Far too much of Christian practice today on both ends of the theological spectrum is devoted to naming a handful of measures by which we determine fidelity to the purposes of God and – almost without realizing it – declare ourselves the King and Judge. We require that people use certain kinds of language about their faith. We mandate that they have certain kinds of experiences. We judge the faith of others by arguing that to be faithful one must do this or that or we insist that they make choices that place themselves “on the right side of history.”
But the fact of the matter is that God will do what God wants to do, when and how God chooses to do it. There is no right side to history. There are only those who choose to side with the one who judges history.
Don’t misunderstand me.

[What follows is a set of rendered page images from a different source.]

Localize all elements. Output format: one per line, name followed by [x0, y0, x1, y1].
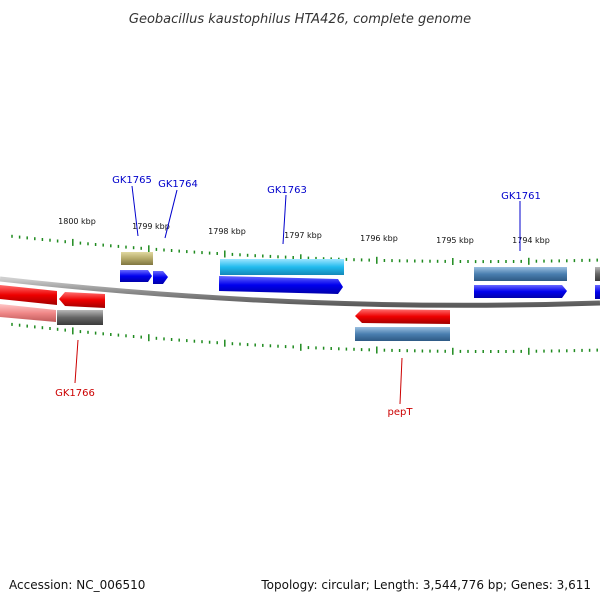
cds-forward-gk1761[interactable]	[474, 285, 567, 298]
label-leaders	[74, 185, 521, 405]
tick-label-1795-kbp: 1795 kbp	[436, 236, 474, 245]
lower-tick-row	[11, 322, 598, 355]
leader-gk1763	[282, 194, 287, 245]
cds-forward-gk1763[interactable]	[219, 276, 343, 294]
leader-gk1764	[164, 189, 178, 239]
tick-label-1799-kbp: 1799 kbp	[132, 222, 170, 231]
genome-backbone	[0, 276, 600, 308]
genome-summary-text: Topology: circular; Length: 3,544,776 bp…	[261, 578, 591, 592]
tick-label-1797-kbp: 1797 kbp	[284, 231, 322, 240]
cds-reverse-left[interactable]	[0, 285, 57, 305]
leader-pept	[399, 357, 403, 405]
gene-label-gk1764[interactable]: GK1764	[158, 179, 198, 190]
tick-label-1798-kbp: 1798 kbp	[208, 227, 246, 236]
map-title: Geobacillus kaustophilus HTA426, complet…	[129, 12, 471, 27]
leader-gk1766	[74, 339, 79, 384]
feature-gray[interactable]	[57, 310, 103, 325]
feature-olive[interactable]	[121, 252, 153, 265]
feature-steelblue-lower[interactable]	[355, 327, 450, 341]
cds-forward-gk1764[interactable]	[153, 271, 168, 284]
cds-reverse-pept[interactable]	[355, 309, 450, 324]
gene-label-gk1763[interactable]: GK1763	[267, 185, 307, 196]
cds-forward-edge[interactable]	[595, 285, 600, 299]
scale-labels: 1800 kbp 1799 kbp 1798 kbp 1797 kbp 1796…	[58, 217, 550, 245]
gene-label-gk1761[interactable]: GK1761	[501, 191, 541, 202]
cds-reverse-gk1766[interactable]	[59, 292, 105, 308]
gene-label-gk1765[interactable]: GK1765	[112, 175, 152, 186]
feature-steelblue-right[interactable]	[474, 267, 567, 281]
tick-label-1800-kbp: 1800 kbp	[58, 217, 96, 226]
upper-tick-row	[11, 234, 598, 265]
tick-label-1796-kbp: 1796 kbp	[360, 234, 398, 243]
accession-text: Accession: NC_006510	[9, 578, 146, 592]
cds-forward-gk1765[interactable]	[120, 270, 152, 282]
leader-gk1765	[131, 185, 139, 237]
gene-label-gk1766[interactable]: GK1766	[55, 388, 95, 399]
feature-pink[interactable]	[0, 304, 56, 322]
gene-label-pept[interactable]: pepT	[388, 407, 414, 418]
feature-cyan[interactable]	[220, 259, 344, 275]
tick-label-1794-kbp: 1794 kbp	[512, 236, 550, 245]
feature-gray-edge[interactable]	[595, 267, 600, 281]
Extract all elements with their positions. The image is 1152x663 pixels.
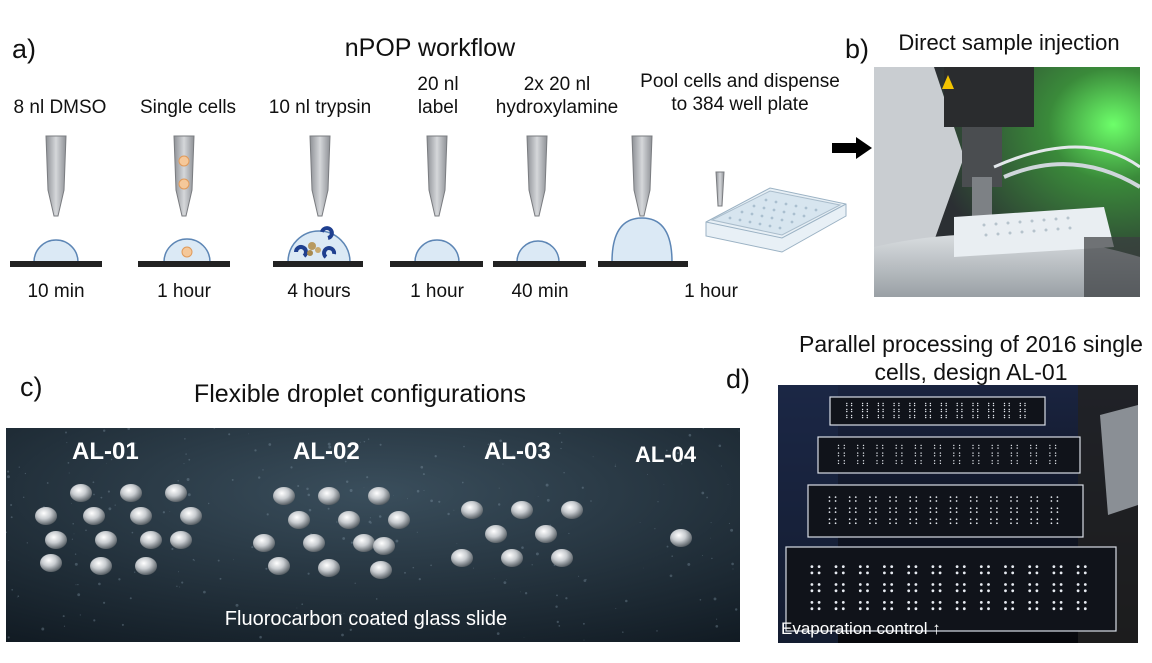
slide-4 [390, 239, 483, 267]
slide-3 [273, 226, 363, 267]
droplet [670, 529, 692, 547]
droplet [353, 534, 375, 552]
pipette-tip-4 [426, 135, 448, 217]
droplet [120, 484, 142, 502]
injection-photo [874, 67, 1140, 297]
glass-slide [807, 484, 1084, 538]
pipette-tip-1 [45, 135, 67, 217]
droplet [303, 534, 325, 552]
step-6-time: 1 hour [684, 281, 738, 302]
droplet [165, 484, 187, 502]
droplet [135, 557, 157, 575]
step-4-label: 20 nl label [417, 74, 459, 118]
droplet [501, 549, 523, 567]
droplet [451, 549, 473, 567]
well-plate-384 [705, 171, 847, 253]
droplet [273, 487, 295, 505]
droplet [90, 557, 112, 575]
droplet [561, 501, 583, 519]
workflow-illustration [10, 135, 847, 267]
droplet [368, 487, 390, 505]
droplet [268, 557, 290, 575]
droplet [253, 534, 275, 552]
droplet [180, 507, 202, 525]
pipette-tip-6 [631, 135, 653, 217]
droplet [388, 511, 410, 529]
droplet [40, 554, 62, 572]
panel-c-label: c) [20, 372, 43, 402]
droplet [551, 549, 573, 567]
panel-b-label: b) [845, 34, 870, 64]
slide-2 [138, 238, 230, 267]
step-2-label: Single cells [139, 97, 237, 118]
droplet [485, 525, 507, 543]
step-5-label: 2x 20 nl hydroxylamine [495, 74, 619, 118]
design-label-al01: AL-01 [72, 438, 139, 465]
panel-b-title: Direct sample injection [898, 30, 1120, 55]
step-1-label: 8 nl DMSO [13, 97, 107, 118]
step-5-time: 40 min [511, 281, 569, 302]
droplet-photo: AL-01 AL-02 AL-03 AL-04 Fluorocarbon coa… [6, 428, 740, 642]
slides-photo: Evaporation control ↑ [778, 385, 1138, 643]
step-2-time: 1 hour [157, 281, 211, 302]
design-label-al04: AL-04 [635, 442, 697, 467]
droplet [318, 487, 340, 505]
glass-slide [817, 436, 1081, 474]
droplet [535, 525, 557, 543]
panel-a-title: nPOP workflow [344, 34, 516, 62]
droplet [461, 501, 483, 519]
droplet [288, 511, 310, 529]
slide-6 [598, 217, 688, 267]
droplet [70, 484, 92, 502]
panel-d-title: Parallel processing of 2016 single cells… [799, 331, 1143, 385]
droplet [338, 511, 360, 529]
panel-a-label: a) [12, 34, 37, 64]
droplet [373, 537, 395, 555]
pipette-tip-3 [309, 135, 331, 217]
slide-1 [10, 239, 102, 267]
pipette-tip-5 [526, 135, 548, 217]
panel-d-label: d) [726, 364, 751, 394]
design-label-al02: AL-02 [293, 438, 360, 465]
droplet [318, 559, 340, 577]
slide-5 [493, 240, 586, 267]
droplet [35, 507, 57, 525]
droplet [511, 501, 533, 519]
droplet [45, 531, 67, 549]
droplet [140, 531, 162, 549]
droplet [170, 531, 192, 549]
step-3-time: 4 hours [287, 281, 351, 302]
step-3-label: 10 nl trypsin [268, 97, 372, 118]
evaporation-caption: Evaporation control ↑ [781, 619, 941, 638]
pipette-tip-2 [173, 135, 195, 217]
arrow-right-icon [832, 137, 872, 159]
droplet [130, 507, 152, 525]
glass-slide [785, 546, 1117, 632]
step-4-time: 1 hour [410, 281, 464, 302]
slide-caption: Fluorocarbon coated glass slide [224, 608, 508, 630]
droplet [95, 531, 117, 549]
step-6-label: Pool cells and dispense to 384 well plat… [640, 71, 840, 115]
droplet [370, 561, 392, 579]
droplet [83, 507, 105, 525]
step-1-time: 10 min [27, 281, 85, 302]
panel-c-title: Flexible droplet configurations [193, 380, 527, 408]
design-label-al03: AL-03 [484, 438, 551, 465]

I am not saying that our faith does not require certain kinds of behavior, nor am I suggesting that “anything goes” when it comes to what we do, say or believe. But what I am saying is that the moment we replace the Judge with what we think that the Judge is all about, we will have built something for ourselves that is less than King and Judge, something to control, something that cannot substitute for the One who is yet to come. In that moment, we will have shut ourselves out from the preparation that is meant to be a part of our Advent discipline.
So, in the days ahead, I invite you to consider what it means to welcome not just the babe of Bethlehem, but the One who is yet to come – who is both King and Judge – the One who alone is able to heal, save and restore our relationship with God and with one another.